槙枝元文さん=07年12月、東京都千代田区
日本教職員組合の委員長を最も長く続け、労働団体の最大組織だった総評の議長も務めた槙枝元文(まきえだ・もとふみ)さんが4日、肺炎で死去した。89歳だった。葬儀は5日、親族のみで行った。喪主は長男で弁護士の一臣さん。後日、日教組が偲(しの)ぶ会を開く予定。
岡山県生まれ。1940年、県立青年学校教員養成所を卒業後、兵役をはさんで青年学校、中学校などで計5年、教壇に立った。
復員後、戦後の民主教育にふれて地元で組合づくりを呼びかけ、49年、結成間もない日教組の中央執行委員に。
いったん岡山に帰ったが、勤評反対闘争のさなかの58年に本部に戻り、書記次長に。日教組の社会党支持決定、全国学力テスト反対運動で中心的な役割を果たした。

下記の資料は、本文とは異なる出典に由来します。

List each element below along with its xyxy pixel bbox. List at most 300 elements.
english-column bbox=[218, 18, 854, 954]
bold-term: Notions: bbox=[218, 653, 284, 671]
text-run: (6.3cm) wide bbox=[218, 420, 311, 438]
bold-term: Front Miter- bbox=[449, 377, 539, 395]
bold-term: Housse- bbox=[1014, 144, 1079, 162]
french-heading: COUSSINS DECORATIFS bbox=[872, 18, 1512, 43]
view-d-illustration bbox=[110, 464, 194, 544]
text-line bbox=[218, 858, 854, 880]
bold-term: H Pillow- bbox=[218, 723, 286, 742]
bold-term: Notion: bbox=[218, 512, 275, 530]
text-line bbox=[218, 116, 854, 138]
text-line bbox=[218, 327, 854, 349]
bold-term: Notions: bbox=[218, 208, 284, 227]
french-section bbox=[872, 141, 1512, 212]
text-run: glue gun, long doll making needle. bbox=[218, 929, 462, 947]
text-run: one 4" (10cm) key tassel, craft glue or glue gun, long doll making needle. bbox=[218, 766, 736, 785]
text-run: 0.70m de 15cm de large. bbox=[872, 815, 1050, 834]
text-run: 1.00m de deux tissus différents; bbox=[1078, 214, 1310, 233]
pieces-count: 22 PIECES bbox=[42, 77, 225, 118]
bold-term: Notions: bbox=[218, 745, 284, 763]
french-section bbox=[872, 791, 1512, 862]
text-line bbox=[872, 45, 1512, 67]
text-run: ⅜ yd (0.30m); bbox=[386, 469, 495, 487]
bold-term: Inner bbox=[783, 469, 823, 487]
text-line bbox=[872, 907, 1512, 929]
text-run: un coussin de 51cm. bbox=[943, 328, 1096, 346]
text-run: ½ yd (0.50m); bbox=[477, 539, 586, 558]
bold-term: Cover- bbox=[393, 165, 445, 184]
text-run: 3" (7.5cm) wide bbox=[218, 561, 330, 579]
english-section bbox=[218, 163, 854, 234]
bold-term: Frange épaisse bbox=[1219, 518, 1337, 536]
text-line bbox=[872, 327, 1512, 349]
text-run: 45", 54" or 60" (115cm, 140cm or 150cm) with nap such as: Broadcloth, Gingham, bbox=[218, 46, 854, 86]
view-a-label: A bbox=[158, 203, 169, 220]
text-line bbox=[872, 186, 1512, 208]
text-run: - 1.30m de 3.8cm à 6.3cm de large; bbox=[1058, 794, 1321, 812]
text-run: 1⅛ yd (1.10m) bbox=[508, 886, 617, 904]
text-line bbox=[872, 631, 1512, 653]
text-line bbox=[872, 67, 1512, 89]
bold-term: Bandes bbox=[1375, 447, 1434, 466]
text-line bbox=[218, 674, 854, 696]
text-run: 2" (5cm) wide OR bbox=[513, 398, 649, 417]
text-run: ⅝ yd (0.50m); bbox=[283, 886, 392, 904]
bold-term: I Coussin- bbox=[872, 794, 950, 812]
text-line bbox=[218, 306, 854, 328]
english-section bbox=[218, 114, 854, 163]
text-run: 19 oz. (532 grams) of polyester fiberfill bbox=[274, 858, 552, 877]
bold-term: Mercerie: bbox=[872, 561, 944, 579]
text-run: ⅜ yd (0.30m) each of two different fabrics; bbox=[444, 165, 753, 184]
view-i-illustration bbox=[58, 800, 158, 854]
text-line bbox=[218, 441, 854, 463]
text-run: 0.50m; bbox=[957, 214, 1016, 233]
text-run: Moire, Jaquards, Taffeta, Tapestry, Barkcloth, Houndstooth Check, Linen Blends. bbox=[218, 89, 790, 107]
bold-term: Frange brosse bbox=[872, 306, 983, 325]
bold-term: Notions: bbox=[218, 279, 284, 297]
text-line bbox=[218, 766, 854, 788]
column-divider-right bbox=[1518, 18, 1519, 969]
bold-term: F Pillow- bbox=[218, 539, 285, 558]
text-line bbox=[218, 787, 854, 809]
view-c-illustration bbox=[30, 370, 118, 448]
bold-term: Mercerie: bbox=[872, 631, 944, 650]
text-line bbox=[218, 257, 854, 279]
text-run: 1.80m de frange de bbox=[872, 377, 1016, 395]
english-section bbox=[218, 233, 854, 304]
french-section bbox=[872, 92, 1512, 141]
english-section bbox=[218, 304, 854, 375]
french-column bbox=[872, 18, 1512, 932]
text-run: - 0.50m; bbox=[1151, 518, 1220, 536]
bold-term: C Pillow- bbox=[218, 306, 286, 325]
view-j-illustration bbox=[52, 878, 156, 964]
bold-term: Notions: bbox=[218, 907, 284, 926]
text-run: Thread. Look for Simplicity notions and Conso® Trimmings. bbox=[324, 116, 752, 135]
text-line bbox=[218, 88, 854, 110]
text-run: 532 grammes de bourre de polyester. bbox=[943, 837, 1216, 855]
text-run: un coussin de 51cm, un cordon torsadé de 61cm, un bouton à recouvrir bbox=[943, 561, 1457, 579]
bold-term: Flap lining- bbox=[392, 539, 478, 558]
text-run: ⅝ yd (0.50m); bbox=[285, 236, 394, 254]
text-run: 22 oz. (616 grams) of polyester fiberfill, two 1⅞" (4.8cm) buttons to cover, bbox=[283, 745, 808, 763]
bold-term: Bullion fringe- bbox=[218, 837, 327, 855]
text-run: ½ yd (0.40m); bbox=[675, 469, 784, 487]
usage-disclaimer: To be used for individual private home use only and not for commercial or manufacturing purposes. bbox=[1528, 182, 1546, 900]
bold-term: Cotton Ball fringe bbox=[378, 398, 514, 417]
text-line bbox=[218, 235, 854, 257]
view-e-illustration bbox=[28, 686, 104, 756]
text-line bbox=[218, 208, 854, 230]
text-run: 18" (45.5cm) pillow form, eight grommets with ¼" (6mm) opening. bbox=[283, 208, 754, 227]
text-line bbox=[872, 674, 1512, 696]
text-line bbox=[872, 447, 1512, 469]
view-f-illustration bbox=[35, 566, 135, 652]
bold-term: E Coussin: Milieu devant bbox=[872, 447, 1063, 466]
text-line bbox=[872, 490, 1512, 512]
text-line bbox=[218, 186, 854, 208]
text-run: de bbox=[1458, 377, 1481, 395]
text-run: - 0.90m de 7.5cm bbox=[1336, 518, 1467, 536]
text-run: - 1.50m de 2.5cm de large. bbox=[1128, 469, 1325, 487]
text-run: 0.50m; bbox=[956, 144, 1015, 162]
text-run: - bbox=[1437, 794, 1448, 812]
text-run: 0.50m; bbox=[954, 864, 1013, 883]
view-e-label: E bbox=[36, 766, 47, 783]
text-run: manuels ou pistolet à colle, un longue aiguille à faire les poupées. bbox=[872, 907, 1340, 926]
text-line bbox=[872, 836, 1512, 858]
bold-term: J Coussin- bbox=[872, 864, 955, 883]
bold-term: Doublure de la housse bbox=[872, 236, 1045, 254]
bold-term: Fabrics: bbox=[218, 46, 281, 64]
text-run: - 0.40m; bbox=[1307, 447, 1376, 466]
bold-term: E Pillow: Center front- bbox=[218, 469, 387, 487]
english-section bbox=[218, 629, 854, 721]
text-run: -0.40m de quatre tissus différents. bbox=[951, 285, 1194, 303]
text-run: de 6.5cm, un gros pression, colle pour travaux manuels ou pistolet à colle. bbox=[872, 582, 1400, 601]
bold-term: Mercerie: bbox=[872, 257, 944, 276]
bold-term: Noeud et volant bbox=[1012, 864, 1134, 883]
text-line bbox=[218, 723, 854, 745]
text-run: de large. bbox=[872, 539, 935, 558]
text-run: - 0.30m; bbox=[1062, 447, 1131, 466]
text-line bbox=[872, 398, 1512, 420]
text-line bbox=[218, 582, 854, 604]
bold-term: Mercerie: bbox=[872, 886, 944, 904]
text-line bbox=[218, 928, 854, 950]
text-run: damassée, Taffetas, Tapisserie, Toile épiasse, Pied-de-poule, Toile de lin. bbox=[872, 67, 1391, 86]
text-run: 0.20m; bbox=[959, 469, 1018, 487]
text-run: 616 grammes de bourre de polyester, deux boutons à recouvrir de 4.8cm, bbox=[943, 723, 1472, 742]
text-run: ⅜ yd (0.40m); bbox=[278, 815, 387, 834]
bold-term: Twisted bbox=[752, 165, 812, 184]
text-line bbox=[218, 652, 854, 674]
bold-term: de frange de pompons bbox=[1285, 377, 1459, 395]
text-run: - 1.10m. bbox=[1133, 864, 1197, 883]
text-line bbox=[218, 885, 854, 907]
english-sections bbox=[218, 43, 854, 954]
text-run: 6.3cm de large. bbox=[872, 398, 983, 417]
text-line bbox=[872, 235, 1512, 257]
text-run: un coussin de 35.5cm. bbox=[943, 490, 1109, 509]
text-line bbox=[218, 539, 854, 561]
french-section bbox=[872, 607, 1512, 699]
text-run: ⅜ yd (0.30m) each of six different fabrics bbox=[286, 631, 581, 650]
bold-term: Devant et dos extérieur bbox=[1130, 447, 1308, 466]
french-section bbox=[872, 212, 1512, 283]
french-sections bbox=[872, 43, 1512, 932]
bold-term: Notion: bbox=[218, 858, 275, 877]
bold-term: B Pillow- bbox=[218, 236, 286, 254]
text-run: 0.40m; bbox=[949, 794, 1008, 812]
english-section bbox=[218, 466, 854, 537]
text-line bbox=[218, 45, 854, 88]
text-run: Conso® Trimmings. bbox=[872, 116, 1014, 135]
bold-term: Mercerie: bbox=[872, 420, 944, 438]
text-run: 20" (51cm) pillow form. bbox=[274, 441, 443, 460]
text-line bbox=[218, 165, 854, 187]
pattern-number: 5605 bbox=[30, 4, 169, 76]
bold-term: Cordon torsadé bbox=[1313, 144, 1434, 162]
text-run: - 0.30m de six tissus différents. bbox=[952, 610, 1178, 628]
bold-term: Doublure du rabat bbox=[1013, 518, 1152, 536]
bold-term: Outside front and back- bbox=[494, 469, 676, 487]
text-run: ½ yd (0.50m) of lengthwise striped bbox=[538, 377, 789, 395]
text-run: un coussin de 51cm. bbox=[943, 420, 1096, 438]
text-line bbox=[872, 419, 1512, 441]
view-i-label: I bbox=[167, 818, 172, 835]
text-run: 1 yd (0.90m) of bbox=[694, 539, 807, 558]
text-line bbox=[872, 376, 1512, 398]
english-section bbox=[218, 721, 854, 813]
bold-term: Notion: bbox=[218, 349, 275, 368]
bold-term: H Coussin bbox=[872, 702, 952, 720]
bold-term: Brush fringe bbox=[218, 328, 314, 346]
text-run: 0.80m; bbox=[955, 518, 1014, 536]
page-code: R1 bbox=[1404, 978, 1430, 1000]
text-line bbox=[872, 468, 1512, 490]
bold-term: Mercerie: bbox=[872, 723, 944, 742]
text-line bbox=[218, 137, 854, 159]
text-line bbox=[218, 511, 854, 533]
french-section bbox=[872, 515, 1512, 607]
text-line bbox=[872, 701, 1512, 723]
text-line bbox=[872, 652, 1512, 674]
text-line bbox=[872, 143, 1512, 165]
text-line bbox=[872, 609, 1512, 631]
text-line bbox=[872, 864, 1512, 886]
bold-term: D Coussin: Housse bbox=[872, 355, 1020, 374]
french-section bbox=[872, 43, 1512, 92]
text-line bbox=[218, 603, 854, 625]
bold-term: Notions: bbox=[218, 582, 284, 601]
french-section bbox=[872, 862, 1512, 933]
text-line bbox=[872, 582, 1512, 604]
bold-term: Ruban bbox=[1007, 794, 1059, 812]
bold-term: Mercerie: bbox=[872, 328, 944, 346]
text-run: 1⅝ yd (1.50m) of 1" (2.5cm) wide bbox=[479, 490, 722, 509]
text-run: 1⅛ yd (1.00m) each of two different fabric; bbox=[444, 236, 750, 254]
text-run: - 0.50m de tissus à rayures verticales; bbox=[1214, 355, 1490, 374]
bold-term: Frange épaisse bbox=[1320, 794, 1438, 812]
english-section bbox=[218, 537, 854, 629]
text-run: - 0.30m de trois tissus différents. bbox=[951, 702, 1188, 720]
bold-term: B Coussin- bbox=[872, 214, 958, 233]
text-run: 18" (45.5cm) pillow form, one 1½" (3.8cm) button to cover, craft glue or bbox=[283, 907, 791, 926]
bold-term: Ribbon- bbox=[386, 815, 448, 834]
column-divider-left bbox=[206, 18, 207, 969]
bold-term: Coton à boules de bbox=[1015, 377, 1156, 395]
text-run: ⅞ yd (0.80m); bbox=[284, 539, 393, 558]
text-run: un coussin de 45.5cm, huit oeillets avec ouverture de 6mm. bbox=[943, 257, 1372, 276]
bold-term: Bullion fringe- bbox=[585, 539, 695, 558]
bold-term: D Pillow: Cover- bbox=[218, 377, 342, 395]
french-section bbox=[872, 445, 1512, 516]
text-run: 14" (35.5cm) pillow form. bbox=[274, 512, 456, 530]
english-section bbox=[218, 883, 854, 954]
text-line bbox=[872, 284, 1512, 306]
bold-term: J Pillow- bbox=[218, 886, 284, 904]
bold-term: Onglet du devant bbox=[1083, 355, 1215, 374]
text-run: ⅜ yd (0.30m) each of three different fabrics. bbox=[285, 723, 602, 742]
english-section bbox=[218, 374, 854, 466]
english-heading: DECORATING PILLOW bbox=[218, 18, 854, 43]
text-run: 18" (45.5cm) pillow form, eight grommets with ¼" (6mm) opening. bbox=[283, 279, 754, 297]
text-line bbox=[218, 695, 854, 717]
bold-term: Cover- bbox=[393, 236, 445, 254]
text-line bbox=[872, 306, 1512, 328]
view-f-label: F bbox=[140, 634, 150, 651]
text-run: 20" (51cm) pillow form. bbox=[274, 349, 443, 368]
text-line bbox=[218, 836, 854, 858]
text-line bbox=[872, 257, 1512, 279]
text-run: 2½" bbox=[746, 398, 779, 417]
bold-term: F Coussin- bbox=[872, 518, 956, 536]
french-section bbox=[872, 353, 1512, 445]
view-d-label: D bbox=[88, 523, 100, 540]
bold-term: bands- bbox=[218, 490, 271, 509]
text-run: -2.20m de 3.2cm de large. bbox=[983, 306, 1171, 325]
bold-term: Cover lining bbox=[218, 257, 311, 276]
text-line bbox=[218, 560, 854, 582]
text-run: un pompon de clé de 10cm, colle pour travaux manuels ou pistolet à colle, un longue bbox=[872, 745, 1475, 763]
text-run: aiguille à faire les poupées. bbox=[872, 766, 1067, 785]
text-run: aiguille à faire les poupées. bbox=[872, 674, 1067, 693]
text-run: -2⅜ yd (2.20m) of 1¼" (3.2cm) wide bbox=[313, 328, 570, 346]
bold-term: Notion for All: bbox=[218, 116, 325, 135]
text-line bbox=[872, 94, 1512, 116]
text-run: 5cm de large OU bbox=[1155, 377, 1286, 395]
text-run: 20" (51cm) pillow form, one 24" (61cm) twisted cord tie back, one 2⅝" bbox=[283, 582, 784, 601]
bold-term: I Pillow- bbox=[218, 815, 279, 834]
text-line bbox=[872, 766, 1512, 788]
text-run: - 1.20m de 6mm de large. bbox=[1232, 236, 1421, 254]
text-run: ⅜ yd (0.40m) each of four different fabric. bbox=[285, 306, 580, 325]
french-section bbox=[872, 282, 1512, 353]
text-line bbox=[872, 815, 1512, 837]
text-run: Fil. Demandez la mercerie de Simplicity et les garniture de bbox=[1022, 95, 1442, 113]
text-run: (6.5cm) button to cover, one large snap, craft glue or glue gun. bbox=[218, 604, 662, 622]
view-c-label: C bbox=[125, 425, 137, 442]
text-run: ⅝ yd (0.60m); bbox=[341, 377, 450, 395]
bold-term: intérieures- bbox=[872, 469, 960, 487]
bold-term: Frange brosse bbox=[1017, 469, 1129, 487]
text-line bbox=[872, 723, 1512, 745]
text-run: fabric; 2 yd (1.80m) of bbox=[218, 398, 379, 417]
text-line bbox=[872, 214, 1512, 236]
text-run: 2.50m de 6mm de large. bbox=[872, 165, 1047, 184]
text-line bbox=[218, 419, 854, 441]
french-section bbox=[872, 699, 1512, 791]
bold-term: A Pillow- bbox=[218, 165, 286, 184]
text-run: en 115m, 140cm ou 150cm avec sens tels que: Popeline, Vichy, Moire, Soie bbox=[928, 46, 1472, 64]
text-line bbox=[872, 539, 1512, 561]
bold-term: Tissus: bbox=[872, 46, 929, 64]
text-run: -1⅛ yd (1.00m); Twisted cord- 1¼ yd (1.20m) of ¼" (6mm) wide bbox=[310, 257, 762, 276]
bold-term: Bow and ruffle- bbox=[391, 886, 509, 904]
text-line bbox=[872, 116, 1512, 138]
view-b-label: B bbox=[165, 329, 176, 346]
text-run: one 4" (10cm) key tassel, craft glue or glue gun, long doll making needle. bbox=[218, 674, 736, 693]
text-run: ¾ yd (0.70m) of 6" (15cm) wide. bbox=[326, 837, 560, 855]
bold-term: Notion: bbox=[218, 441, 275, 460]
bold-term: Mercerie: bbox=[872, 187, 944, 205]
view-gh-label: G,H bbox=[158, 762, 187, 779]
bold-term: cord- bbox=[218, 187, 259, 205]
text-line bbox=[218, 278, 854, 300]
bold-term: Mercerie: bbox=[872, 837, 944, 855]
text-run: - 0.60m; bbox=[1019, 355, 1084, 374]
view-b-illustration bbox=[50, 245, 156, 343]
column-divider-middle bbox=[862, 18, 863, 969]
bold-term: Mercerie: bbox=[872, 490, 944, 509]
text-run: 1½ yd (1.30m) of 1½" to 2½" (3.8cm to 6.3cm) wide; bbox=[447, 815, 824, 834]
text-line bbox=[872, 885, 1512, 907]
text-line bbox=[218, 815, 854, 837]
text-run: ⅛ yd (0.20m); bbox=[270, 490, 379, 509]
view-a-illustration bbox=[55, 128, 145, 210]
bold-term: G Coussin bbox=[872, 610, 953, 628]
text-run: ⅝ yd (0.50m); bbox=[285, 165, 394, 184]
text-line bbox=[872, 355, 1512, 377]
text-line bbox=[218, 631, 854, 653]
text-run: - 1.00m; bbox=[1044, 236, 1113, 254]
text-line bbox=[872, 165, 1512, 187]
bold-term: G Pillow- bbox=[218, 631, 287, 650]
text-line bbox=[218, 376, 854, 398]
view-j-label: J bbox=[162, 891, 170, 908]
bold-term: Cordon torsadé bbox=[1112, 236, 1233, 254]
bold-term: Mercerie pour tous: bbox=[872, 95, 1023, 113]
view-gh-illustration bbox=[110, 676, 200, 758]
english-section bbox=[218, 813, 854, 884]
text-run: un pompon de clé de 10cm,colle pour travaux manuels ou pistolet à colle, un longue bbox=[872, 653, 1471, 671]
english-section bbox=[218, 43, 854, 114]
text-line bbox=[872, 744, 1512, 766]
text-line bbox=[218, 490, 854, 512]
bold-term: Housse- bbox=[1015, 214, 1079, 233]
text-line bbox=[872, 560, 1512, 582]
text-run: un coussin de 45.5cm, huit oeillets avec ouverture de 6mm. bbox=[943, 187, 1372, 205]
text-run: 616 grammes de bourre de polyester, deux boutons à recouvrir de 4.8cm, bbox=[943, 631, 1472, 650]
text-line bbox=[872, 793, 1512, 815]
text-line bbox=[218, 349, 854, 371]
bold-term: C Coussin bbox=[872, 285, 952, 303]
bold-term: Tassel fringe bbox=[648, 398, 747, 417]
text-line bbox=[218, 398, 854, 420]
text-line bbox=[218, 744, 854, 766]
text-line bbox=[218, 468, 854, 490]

書記長時代は経済成長期と重なり、政治闘争から宿日直廃止、超過勤務手当支給などの経済闘争に重点を移した。
委員長に就任したのは、71年。主任制度化問題などで自民党・旧文部省と対立する一方、市販テストの不使用運動や学校5日制の導入も提唱し、12年間務めた。
その間、76年から83年までは、総評の議長と「二足のわらじ」をはく。旧社会党が退潮し労働運動が下り坂のなか、事務局長で国労書記長だった富塚三夫氏とコンビを組んだ。「開かれた総評」を掲げたが、社共共闘ではなく社会・公明中軸路線を打ち出し、総評の解散、連合への参加へのレールを敷いた。
一臣さんによると、槙枝さんは先月26日に胸の痛みを訴えて入院。4日朝、容体が急変したという。